In relief printing, a flong, also called a matrix or mat, is a flat material made of paper and paste or wood pulp and filler that can be formed into a mold by pressing it onto a forme of set type or other relief matter, such as printing blocks. When heated to dry or after pressing, the flong is removed, and the resulting mold is used to cast a flat or curved metal stereotype (or “stereo”) that can be used in letterpress printing on either flat-bed or rotary press. After the flong is made, the original type can be distributed (for hand-set composition) or melted down (for hot metal typesetting).

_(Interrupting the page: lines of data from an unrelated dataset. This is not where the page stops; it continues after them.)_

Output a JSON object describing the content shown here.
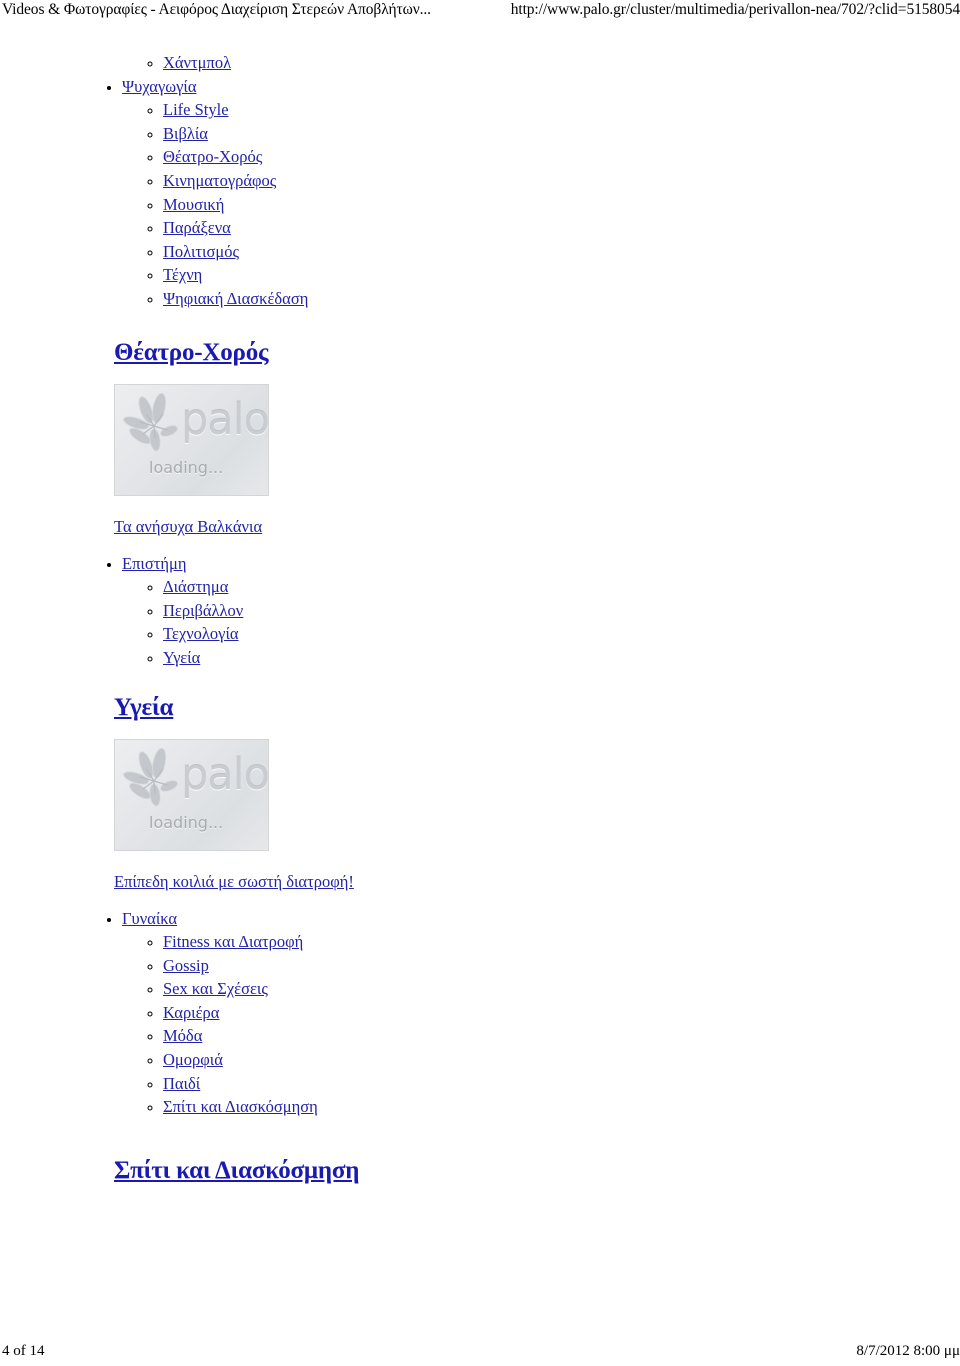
{
  "header": {
    "title": "Videos & Φωτογραφίες - Αειφόρος Διαχείριση Στερεών Αποβλήτων...",
    "url": "http://www.palo.gr/cluster/multimedia/perivallon-nea/702/?clid=5158054"
  },
  "orphan_list": {
    "items": [
      {
        "label": "Χάντμπολ"
      }
    ]
  },
  "groups": [
    {
      "label": "Ψυχαγωγία",
      "children": [
        {
          "label": "Life Style"
        },
        {
          "label": "Βιβλία"
        },
        {
          "label": "Θέατρο-Χορός"
        },
        {
          "label": "Κινηματογράφος"
        },
        {
          "label": "Μουσική"
        },
        {
          "label": "Παράξενα"
        },
        {
          "label": "Πολιτισμός"
        },
        {
          "label": "Τέχνη"
        },
        {
          "label": "Ψηφιακή Διασκέδαση"
        }
      ]
    },
    {
      "label": "Επιστήμη",
      "children": [
        {
          "label": "Διάστημα"
        },
        {
          "label": "Περιβάλλον"
        },
        {
          "label": "Τεχνολογία"
        },
        {
          "label": "Υγεία"
        }
      ]
    },
    {
      "label": "Γυναίκα",
      "children": [
        {
          "label": "Fitness και Διατροφή"
        },
        {
          "label": "Gossip"
        },
        {
          "label": "Sex και Σχέσεις"
        },
        {
          "label": "Καριέρα"
        },
        {
          "label": "Μόδα"
        },
        {
          "label": "Ομορφιά"
        },
        {
          "label": "Παιδί"
        },
        {
          "label": "Σπίτι και Διασκόσμηση"
        }
      ]
    }
  ],
  "sections": [
    {
      "title": "Θέατρο-Χορός",
      "image": {
        "brand": "palo",
        "status": "loading...",
        "alt": "palo-loading-placeholder"
      },
      "caption": "Τα ανήσυχα Βαλκάνια"
    },
    {
      "title": "Υγεία",
      "image": {
        "brand": "palo",
        "status": "loading...",
        "alt": "palo-loading-placeholder"
      },
      "caption": "Επίπεδη κοιλιά με σωστή διατροφή!"
    },
    {
      "title": "Σπίτι και Διασκόσμηση"
    }
  ],
  "footer": {
    "page": "4 of 14",
    "timestamp": "8/7/2012 8:00 μμ"
  },
  "colors": {
    "link": "#2323a8",
    "heading_link": "#1a1ab0",
    "text": "#000000",
    "background": "#ffffff",
    "image_placeholder_bg": "#e3e5e8"
  }
}
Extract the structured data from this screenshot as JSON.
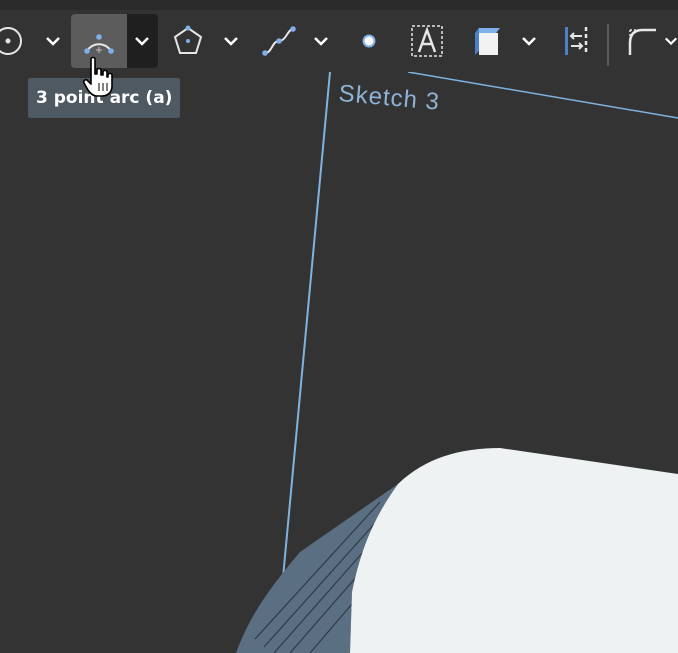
{
  "toolbar": {
    "tools": [
      {
        "id": "circle",
        "icon": "circle-icon"
      },
      {
        "id": "three-point-arc",
        "icon": "three-point-arc-icon",
        "active": true
      },
      {
        "id": "polygon",
        "icon": "polygon-icon"
      },
      {
        "id": "spline",
        "icon": "spline-icon"
      },
      {
        "id": "point",
        "icon": "point-icon"
      },
      {
        "id": "text",
        "icon": "text-icon"
      },
      {
        "id": "construction",
        "icon": "construction-icon"
      },
      {
        "id": "dimension",
        "icon": "dimension-icon"
      },
      {
        "id": "fillet",
        "icon": "fillet-icon"
      }
    ],
    "tooltip": "3 point arc (a)"
  },
  "viewport": {
    "sketch_label": "Sketch 3"
  },
  "colors": {
    "background": "#333333",
    "accent": "#8fb3d6",
    "tooltip_bg": "#4f5962"
  }
}
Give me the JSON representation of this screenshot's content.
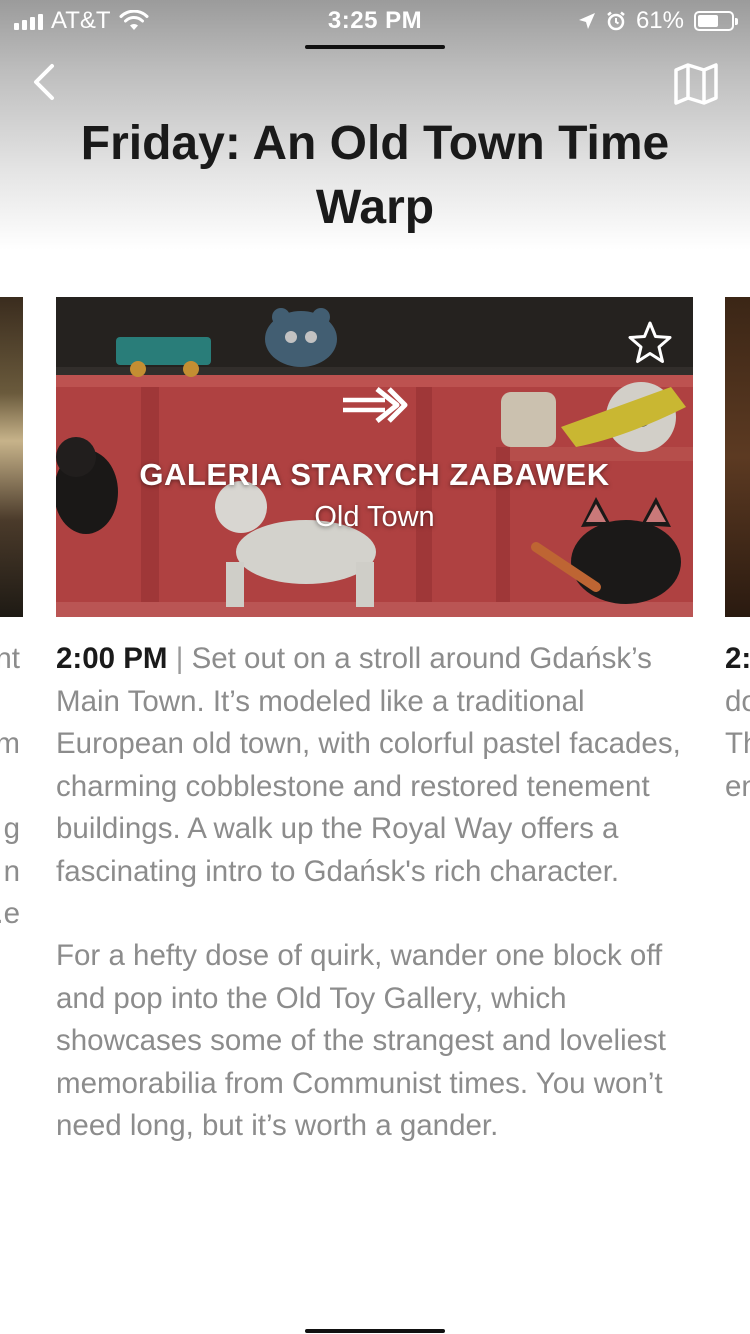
{
  "status_bar": {
    "carrier": "AT&T",
    "time": "3:25 PM",
    "battery": "61%",
    "battery_level": 0.61
  },
  "header": {
    "title": "Friday: An Old Town Time Warp",
    "back_icon": "chevron-left-icon",
    "map_icon": "map-icon"
  },
  "card": {
    "name": "GALERIA STARYCH ZABAWEK",
    "area": "Old Town",
    "favorite_icon": "star-outline-icon",
    "open_icon": "double-arrow-right-icon"
  },
  "content": {
    "time": "2:00 PM",
    "separator": "|",
    "paragraph1": "Set out on a stroll around Gdańsk’s Main Town. It’s modeled like a traditional European old town, with colorful pastel facades, charming cobblestone and restored tenement buildings. A walk up the Royal Way offers a fascinating intro to Gdańsk's rich character.",
    "paragraph2": "For a hefty dose of quirk, wander one block off and pop into the Old Toy Gallery, which showcases some of the strangest and loveliest memorabilia from Communist times. You won’t need long, but it’s worth a gander."
  },
  "adjacent_left_fragments": [
    "nt",
    "",
    "m",
    "",
    "g",
    "n",
    "e."
  ],
  "adjacent_right_fragments": [
    "2:",
    "do",
    "Th",
    "en"
  ]
}
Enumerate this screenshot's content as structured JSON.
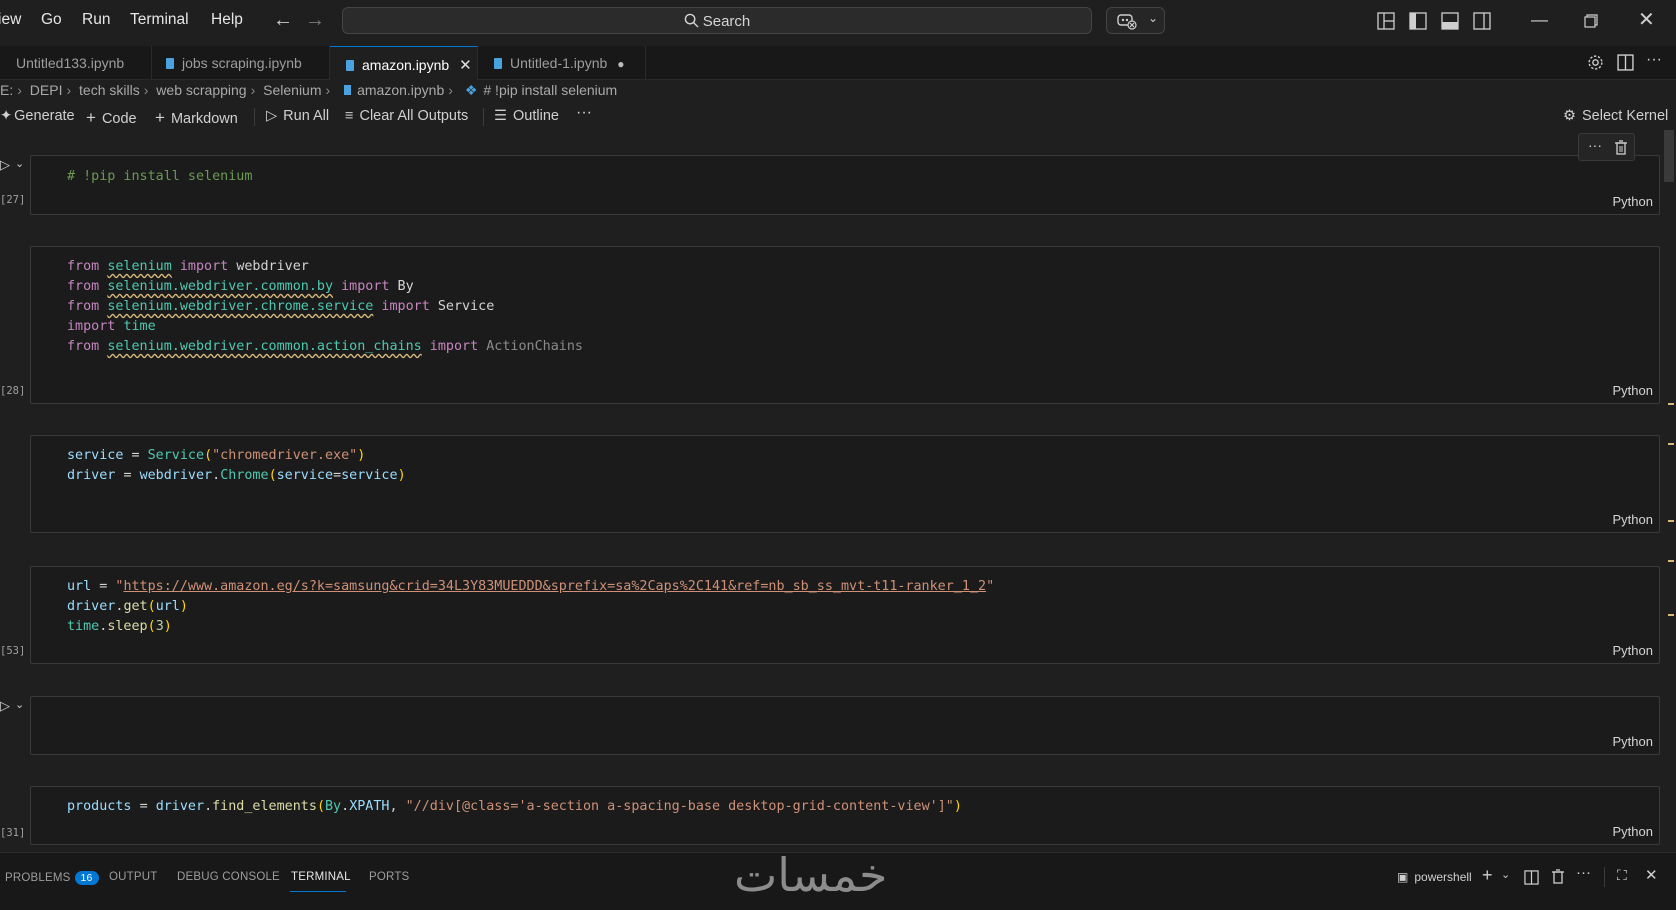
{
  "menu": [
    "iew",
    "Go",
    "Run",
    "Terminal",
    "Help"
  ],
  "search": {
    "label": "Search"
  },
  "tabs": [
    {
      "label": "Untitled133.ipynb",
      "active": false,
      "modified": false
    },
    {
      "label": "jobs scraping.ipynb",
      "active": false,
      "modified": false
    },
    {
      "label": "amazon.ipynb",
      "active": true,
      "modified": false
    },
    {
      "label": "Untitled-1.ipynb",
      "active": false,
      "modified": true
    }
  ],
  "breadcrumb": [
    "E:",
    "DEPI",
    "tech skills",
    "web scrapping",
    "Selenium",
    "amazon.ipynb",
    "# !pip install selenium"
  ],
  "notebook_toolbar": {
    "generate": "Generate",
    "code": "Code",
    "markdown": "Markdown",
    "run_all": "Run All",
    "clear_all": "Clear All Outputs",
    "outline": "Outline",
    "more": "···",
    "select_kernel": "Select Kernel"
  },
  "cells": [
    {
      "exec": "[27]",
      "lang": "Python",
      "lines": [
        "# !pip install selenium"
      ]
    },
    {
      "exec": "[28]",
      "lang": "Python",
      "lines": [
        "from selenium import webdriver",
        "from selenium.webdriver.common.by import By",
        "from selenium.webdriver.chrome.service import Service",
        "import time",
        "from selenium.webdriver.common.action_chains import ActionChains"
      ]
    },
    {
      "exec": "",
      "lang": "Python",
      "lines": [
        "service = Service(\"chromedriver.exe\")",
        "driver = webdriver.Chrome(service=service)"
      ]
    },
    {
      "exec": "[53]",
      "lang": "Python",
      "lines": [
        "url = \"https://www.amazon.eg/s?k=samsung&crid=34L3Y83MUEDDD&sprefix=sa%2Caps%2C141&ref=nb_sb_ss_mvt-t11-ranker_1_2\"",
        "driver.get(url)",
        "time.sleep(3)"
      ]
    },
    {
      "exec": "",
      "lang": "Python",
      "lines": []
    },
    {
      "exec": "[31]",
      "lang": "Python",
      "lines": [
        "products = driver.find_elements(By.XPATH, \"//div[@class='a-section a-spacing-base desktop-grid-content-view']\")"
      ]
    }
  ],
  "panel": {
    "tabs": [
      "PROBLEMS",
      "OUTPUT",
      "DEBUG CONSOLE",
      "TERMINAL",
      "PORTS"
    ],
    "problems_count": "16",
    "active_tab": "TERMINAL",
    "terminal_name": "powershell"
  },
  "watermark": "خمسات",
  "colors": {
    "accent": "#0078d4",
    "background": "#1f1f1f",
    "keyword": "#c586c0",
    "string": "#ce9178"
  }
}
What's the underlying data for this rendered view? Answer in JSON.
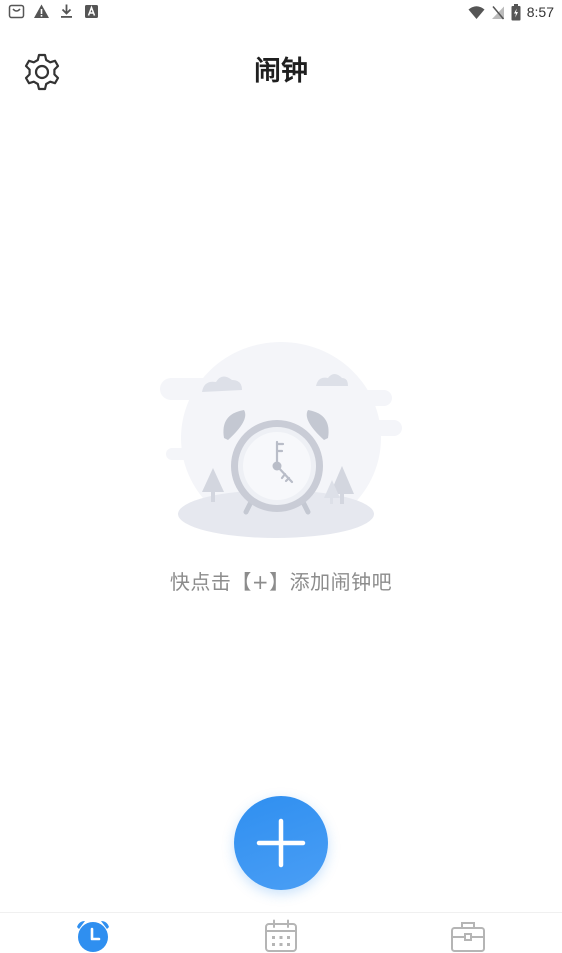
{
  "status_bar": {
    "time": "8:57",
    "left_icons": [
      "bag-notification-icon",
      "warning-icon",
      "download-icon",
      "app-a-icon"
    ],
    "right_icons": [
      "wifi-icon",
      "no-sim-icon",
      "battery-charging-icon"
    ]
  },
  "header": {
    "title": "闹钟",
    "settings_icon": "gear-icon"
  },
  "empty_state": {
    "hint": "快点击【+】添加闹钟吧",
    "illustration": "alarm-clock-illustration"
  },
  "fab": {
    "icon": "plus-icon",
    "color": "#2f8ff0"
  },
  "bottom_nav": {
    "tabs": [
      {
        "icon": "alarm-clock-icon",
        "active": true
      },
      {
        "icon": "calendar-icon",
        "active": false
      },
      {
        "icon": "toolbox-icon",
        "active": false
      }
    ],
    "active_color": "#2f8ff0",
    "inactive_color": "#b5b5b5"
  }
}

The term flong was introduced by 1862 to refer specifically to a paper-based matrix, which was in use no later than the 1850s.[1] The word derives from the French flan, which then referred generically to a cake-like pastry, and was coined by stereotypers who saw a resemblance between the layered paper-and-paste mold material and the food.[2]: 27 

Flongs were a component of the expansion of newspaper publishing from the mid-19th century onward, enabling the use of high-speed rotary presses that required curved stereotype plates rather than flat formes of individual type. The scale of newspaper production from the mid-19th century through the late 20th century required substantial quantities of flongs, based on the number of newspapers in operation and their page counts: each page of each edition of every newspaper required a separate flong and one or more matching stereotypes.[3][4][5]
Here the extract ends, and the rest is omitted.